I won't throw the baby out with the bath water, but I just left the curriculum library at my local college and realized there are so many books like this. They all say the same stuff, but never go for the jugular. I will add that this guy has written a superb book for the public school system.
2nd critique: This book is superb. The only thing I don't feel comfortable with is can this work in the hood where I'm teaching. It's not a charter school. The woman who processes the referrals gets stacks so high it's impossible to send all the necessary culprits to the dean when needed. Although this author promotes dealing with kids in the step procedure proposed, I've seen many teachers at my school do the same with horrible results, and these are excellent veteran teachers. I'm against "rolling" with the students as one big former ghetto hall monitor does in my school, "You want to roll with me, I'll roll honey!! Bring it on!!" But the most effective teachers I've seen at management in this school are the ones who come back hard and "roll". There's nothing about "rolling" in this book. I feel like I might be laughed out of class if I try SLANT. But other than those kinds of questions, this book is remarkable.

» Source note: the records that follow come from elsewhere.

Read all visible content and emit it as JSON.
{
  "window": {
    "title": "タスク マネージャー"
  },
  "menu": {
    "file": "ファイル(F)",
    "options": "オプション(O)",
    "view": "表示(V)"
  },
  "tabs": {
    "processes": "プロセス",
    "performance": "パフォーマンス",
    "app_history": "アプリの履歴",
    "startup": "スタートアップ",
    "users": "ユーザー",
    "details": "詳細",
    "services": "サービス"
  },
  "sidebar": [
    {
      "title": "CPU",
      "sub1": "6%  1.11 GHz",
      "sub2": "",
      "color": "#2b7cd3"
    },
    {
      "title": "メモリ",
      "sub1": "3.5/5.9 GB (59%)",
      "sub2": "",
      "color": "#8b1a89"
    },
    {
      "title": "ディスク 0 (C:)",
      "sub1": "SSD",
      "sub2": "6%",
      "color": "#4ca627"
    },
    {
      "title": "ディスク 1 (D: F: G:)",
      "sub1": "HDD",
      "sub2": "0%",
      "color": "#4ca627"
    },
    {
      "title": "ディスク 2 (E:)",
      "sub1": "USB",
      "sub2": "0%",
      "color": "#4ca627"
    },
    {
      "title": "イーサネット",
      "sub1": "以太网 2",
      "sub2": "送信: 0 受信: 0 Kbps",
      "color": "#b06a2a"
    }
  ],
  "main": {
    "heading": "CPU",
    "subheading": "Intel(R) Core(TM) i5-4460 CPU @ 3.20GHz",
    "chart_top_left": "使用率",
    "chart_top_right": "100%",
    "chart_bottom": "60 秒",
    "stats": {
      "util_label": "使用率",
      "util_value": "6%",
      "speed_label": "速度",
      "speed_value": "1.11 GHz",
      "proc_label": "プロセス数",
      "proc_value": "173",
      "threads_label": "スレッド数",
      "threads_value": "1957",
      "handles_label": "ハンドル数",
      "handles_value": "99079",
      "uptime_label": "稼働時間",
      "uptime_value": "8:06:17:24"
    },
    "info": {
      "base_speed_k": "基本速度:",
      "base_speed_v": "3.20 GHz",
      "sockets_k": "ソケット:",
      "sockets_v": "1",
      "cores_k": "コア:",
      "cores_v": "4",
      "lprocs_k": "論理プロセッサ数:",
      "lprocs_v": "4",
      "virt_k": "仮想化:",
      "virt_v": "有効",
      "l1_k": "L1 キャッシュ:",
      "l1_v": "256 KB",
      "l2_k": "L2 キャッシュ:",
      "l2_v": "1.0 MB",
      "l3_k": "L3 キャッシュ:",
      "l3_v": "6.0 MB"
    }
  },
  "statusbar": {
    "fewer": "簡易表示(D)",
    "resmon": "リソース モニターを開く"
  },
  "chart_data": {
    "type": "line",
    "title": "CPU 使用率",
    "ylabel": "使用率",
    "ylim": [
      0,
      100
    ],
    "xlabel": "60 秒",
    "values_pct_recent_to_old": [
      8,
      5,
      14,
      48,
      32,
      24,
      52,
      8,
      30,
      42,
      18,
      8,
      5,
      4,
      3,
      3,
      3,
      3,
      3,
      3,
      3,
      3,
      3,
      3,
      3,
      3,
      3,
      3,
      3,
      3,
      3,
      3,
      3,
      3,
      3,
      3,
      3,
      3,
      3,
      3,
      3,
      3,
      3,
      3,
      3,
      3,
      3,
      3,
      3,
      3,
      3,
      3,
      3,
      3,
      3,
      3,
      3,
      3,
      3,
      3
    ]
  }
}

1st critique:I am very excited to have read this book and to have a chance before the school year begins to apply some of the author's techniques. But the fatal flaw in this book is that the author accepts current curriculum in public school. In the chapter describing the technique "without apology", he assigns fault to teachers for saying "they" and blaming the system for being forced to teach in a boring manner. He then gives a story of a professor who fully inspired him in a subject that appeared boring. I can imagine that professor had an incredible amount of freedom to develop a very sound and connected curriculum that gave insight into the significance of what is being learned at each step. In high school, both post and pre-standardized test days, this has never been the case. Curriculum in public school has always been about coverage. The author writes a very unsettling sentence saying, "A better way to address it (the problem of high school curriculum) is to assume it's part of the curriculum for a reason and start by reflecting on that rationale." In all my years of education, no one has been able to give a "justification" for the way curriculum is set up across the United States with its goal of coverage instead of teaching for meaning, which is the way all the geniuses have approached their learning, and which can be done at a graspable level for every student. The only justification I've heard is industry and governors have gotten together and said you have to learn this. No rationales, no whys, only secret meetings. The ideas of Kieran Egan, McTigue and Wiggins, or even the Kahn Academy and the website Better Explained (See also Dan Meyer on TED for an excellent critique of curriculum), which help us see significance of a topic, which the author's favored professor was probably able to show him, are almost impossible to implement in public school. Instead, this author should explain how archaic and damaging our curriculum is especially in mathematics and ask teachers and students to rebel like hell against current curriculum, or he should address this in another book. Otherwise, what this author is proposing are only better ways to become more highly adapted to a system that can't help you understand what "genuine" learning really is, and how to become truly independent in thought.
On the other hand, there are some good aspects of this book. The techniques are excellent and would definitely help my students master even a very falsely constructed curriculum.